The pot cracked. Soil spilled through her fingers. The roots came apart in her palm, fragile as wet paper.

The plant died.

She hadn't expected anything to happen. Plants weren't creatures. They didn't have HP—not in the System's eyes.

But the succulent had been alive. Barely. And now it wasn't.

Maybe that was enough.

A tiny light appeared.

Hovering just above the broken stems. Faint green-white, no bigger than a firefly, pulsing steady—

A bloom.

She stared at it. It wasn't fading. Not yet. The timer said one minute.

Her hand moved on its own. Reached out. Touched the light.

Cold. Sharp.

The bloom dissolved into her fingertips, and warmth rushed into the empty space in her chest.

[Life Bloom: Absorbed]

[Target: Potted Plant]

[Max HP: 3]

[+3 → Reservoir]

[Reservoir: 1,041 / 12,500]

Three points. From a dying succulent.

Not much. But it felt different than the Vitalize drip. Cleaner. No pain required.

And that wasn't what made her stare.

It was the choice.

The bloom had been there. Waiting. A full minute to decide.

She could have let it fade. Could have watched it wink out and disappear.

But she'd reached for it. She'd wanted it.

She looked at the dead plant in her hands. Brown. Dry. Empty.

Then at her reflection in the window. Same face as always. The ache in her chest, quieter now.

A plant gave her one point. A goblin might have a hundred HP. An orc, five hundred. A boss—

The space in her chest stirred. Not hunger. Something colder.

Potential.

She could stand in the middle of a fight. Let things die around her. And every corpse would bloom, and every bloom would feed her, and she'd use that feeding to make more corpses.

Biomancer.

The word tasted like iron.

The sun was coming up.

Orange light crept through the window, painting the bathroom tiles in warm stripes.

She looked at the broken pot. The spilled soil. The dead plant.

Nana would be upset. She'd tried so hard to keep it alive.

Mio would buy her a new one. A better one.

She pulled up her abilities one more time.

[Spark]

Cost: 50 Reservoir.

Cycles life energy into a devastating bolt.

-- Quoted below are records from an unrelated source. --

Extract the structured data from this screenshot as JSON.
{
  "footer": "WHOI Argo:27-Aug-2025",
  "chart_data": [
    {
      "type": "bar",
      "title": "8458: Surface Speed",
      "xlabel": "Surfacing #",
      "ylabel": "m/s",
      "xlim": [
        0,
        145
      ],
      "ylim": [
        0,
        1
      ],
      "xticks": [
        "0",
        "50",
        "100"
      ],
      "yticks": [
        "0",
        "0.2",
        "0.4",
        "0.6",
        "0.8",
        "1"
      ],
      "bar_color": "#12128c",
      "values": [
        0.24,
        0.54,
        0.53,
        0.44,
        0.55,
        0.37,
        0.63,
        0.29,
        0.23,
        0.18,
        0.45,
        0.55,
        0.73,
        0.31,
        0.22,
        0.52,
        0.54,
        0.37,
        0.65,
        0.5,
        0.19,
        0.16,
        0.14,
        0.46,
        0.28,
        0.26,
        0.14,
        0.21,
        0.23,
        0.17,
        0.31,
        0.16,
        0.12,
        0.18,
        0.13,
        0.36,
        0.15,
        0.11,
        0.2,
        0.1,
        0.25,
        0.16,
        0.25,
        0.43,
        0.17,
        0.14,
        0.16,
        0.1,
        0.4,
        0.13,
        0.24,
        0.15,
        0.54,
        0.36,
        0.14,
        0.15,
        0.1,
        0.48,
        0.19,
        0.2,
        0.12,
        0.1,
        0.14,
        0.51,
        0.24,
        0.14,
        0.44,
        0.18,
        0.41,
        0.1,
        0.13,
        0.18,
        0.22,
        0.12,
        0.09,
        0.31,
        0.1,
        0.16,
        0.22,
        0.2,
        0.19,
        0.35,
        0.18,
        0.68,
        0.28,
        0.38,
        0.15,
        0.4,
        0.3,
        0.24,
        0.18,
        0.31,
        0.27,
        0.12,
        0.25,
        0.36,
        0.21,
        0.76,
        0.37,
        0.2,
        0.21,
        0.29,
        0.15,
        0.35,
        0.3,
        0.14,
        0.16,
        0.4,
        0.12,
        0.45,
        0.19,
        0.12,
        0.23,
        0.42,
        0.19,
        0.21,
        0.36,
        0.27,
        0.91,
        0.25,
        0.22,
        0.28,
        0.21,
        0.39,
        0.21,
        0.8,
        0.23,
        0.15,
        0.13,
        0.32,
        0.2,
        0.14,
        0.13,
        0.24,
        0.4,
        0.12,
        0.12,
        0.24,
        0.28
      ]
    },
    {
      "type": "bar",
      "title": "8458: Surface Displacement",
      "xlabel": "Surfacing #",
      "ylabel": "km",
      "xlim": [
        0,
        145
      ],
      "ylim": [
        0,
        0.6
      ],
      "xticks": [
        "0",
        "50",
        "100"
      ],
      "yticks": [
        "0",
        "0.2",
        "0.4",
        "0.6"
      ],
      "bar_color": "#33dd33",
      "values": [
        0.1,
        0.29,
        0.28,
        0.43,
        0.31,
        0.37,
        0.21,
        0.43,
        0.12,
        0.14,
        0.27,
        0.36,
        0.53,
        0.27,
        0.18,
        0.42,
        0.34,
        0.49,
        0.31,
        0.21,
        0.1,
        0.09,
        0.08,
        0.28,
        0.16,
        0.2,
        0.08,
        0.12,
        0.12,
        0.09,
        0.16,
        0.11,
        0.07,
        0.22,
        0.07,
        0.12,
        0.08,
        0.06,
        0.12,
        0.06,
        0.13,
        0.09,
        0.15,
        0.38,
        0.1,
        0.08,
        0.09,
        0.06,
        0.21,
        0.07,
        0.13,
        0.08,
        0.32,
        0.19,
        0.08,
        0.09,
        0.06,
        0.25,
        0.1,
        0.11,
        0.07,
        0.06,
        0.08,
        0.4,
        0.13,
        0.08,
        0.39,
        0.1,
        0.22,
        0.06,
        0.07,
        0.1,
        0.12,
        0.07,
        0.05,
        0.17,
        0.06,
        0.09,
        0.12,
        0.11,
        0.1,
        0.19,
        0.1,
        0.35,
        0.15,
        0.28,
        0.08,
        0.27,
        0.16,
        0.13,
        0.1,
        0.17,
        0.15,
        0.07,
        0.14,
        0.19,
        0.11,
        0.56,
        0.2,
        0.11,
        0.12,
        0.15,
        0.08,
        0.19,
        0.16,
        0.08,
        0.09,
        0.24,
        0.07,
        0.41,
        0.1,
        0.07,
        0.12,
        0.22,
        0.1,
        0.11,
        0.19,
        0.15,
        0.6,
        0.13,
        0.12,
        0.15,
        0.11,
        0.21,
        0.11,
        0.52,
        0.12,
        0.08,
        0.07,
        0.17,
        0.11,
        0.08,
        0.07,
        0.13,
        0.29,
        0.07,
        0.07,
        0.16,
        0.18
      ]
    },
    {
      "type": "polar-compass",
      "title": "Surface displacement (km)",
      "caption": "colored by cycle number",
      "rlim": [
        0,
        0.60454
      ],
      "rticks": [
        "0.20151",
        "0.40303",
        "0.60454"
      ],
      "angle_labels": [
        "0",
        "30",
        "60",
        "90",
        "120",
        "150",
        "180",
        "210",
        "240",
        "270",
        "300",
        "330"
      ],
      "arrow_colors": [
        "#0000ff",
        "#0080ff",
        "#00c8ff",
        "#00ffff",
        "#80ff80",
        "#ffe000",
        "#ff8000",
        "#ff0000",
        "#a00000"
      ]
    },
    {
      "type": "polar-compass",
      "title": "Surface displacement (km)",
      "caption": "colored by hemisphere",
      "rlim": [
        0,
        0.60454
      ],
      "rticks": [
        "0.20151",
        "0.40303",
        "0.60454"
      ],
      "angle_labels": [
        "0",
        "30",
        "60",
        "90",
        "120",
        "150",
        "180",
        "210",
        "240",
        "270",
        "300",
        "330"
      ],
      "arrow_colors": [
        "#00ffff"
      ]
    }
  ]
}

Overcharged life makes it toxic.

Applies Necrotic Blight. Requires tissue contact.

Stacks.

Fifty Reservoir per bolt. And anything it hit would start rotting from the inside.

She closed the screen.

She looked at her hands.

She wasn't dead weight anymore.

She was something else entirely.

Her phone buzzed. Bureau app.

[INCIDENT REPORT REQUIRED: Meguro Branch]

Assignment Duration: 9h 25m

Expected Duration: 2h

Please confirm party status.

Someone was asking questions.

She found the incident report form on her phone. Mandatory fields. Checkboxes. A single text box for "additional details."

Mio typed as little as possible.

Anomalous entity encounter. Nested incursion layer. Party deceased. Incursion cleared.

The truth. Half-truths. The lies she could live with.

She didn't mention the ultimatum. Didn't mention who struck first. Didn't mention watching the vines drink them dry while she bled out on the cathedral floor.